A one-off host-only smoke is not enough for either lane: it can prove plugin/login plumbing while missing shared runtime regressions in gate handling, rejection routing, or merge-hook guards. The shared scenarios run real headless hosts, observe output, and check resulting workflow state; jsonl, stderr, and final-message artifacts upload for debugging.
Task Template¶
---
id:
title: Task name here
status: backlog
source:
started:
completed:
verdict:
score:
worktree:
issue:
---
Brief description of this task and what it aims to achieve.
## Problem
{What is broken or missing, and why it matters. Ideation fills this in.}
## Proposed approach
{How the task intends to solve the problem. Ideation fills this in.}
## Out of scope
{What this task deliberately does not cover, so the boundary is explicit.}
## Acceptance criteria
Each AC names a property of the finished entity, not a stage action, and how it is verified.
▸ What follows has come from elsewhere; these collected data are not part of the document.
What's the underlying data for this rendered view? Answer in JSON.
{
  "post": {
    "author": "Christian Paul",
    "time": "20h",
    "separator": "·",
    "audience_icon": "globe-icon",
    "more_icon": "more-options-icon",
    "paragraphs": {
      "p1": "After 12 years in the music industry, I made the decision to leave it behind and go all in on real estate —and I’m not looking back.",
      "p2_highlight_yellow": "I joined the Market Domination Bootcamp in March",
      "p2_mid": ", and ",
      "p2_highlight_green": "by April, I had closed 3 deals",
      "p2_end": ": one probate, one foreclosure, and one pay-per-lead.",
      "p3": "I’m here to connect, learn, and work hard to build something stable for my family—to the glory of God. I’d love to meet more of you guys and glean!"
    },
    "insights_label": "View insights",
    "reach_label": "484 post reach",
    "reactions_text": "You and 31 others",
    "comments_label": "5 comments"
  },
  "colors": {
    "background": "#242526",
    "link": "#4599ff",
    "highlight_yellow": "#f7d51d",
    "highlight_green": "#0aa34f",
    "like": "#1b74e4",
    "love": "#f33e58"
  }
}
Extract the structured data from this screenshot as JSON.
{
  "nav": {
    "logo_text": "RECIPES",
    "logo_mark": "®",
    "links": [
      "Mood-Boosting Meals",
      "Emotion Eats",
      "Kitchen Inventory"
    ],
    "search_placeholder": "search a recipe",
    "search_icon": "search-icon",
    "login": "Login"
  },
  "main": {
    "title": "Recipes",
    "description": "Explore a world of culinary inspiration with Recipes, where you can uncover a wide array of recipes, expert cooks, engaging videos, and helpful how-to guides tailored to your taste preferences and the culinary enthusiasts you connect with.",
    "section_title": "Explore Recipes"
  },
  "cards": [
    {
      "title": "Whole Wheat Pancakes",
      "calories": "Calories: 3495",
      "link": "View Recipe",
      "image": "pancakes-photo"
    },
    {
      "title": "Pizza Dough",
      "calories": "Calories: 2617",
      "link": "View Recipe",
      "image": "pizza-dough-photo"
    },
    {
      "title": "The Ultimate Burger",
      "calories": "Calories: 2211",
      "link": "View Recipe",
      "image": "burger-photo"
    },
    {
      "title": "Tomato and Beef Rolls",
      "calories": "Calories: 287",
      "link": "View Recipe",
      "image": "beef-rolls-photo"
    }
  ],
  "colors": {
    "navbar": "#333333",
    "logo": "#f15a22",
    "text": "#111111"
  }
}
**AC-1 - {End-state property.}**
Verified by: {test name / command output or exit code / file the change produces / resulting on-disk state — something outside this task body that a future reader can reproduce and that can fail.}
## Test plan
{What verifies the implementation, estimated cost/complexity, and whether fixture, CLI, or live workflow tests are needed.}
Testing Resources¶
Validation pilots should use these when verifying implementation work:
| Resource | Command or Path | Covers |
|---|---|---|
| Go unit suite | go test ./... |
CLI routing, parser behavior, status implementation, fixtures |
| Race-enabled Go suite | go test ./... -race |
Concurrency hazards in Go code when relevant |
| Launcher help smoke test | go run ./cmd/spacedock --help |
Basic command entrypoint behavior |
| Launcher version smoke test | go run ./cmd/spacedock --version |
Basic version output behavior |
| Status validator | spacedock status --workflow-dir docs/dev --validate |
Spacedock entity-contract validation |
| Status table | spacedock status --workflow-dir docs/dev |
Status enumeration output |
| State behavior extension | docs/specs/state-behavior-extension.md |
Split-root state semantics and external tracker bridge principles |
| Bootstrap roadmap | docs/roadmap/bootstrap-roadmap.md |
Stage-specific required tests |
Validators should pick the smallest test surface that proves the claim. Use Go unit tests for package behavior, golden fixtures for stable command output, and live workflow smoke tests only when the runtime integration itself is the claim.
Commit Discipline¶
- Commit state changes at dispatch and archive boundaries.
- Commit task body updates when substantive.
- Keep main repo changes and
.spacedock-statechanges in their respective git repositories.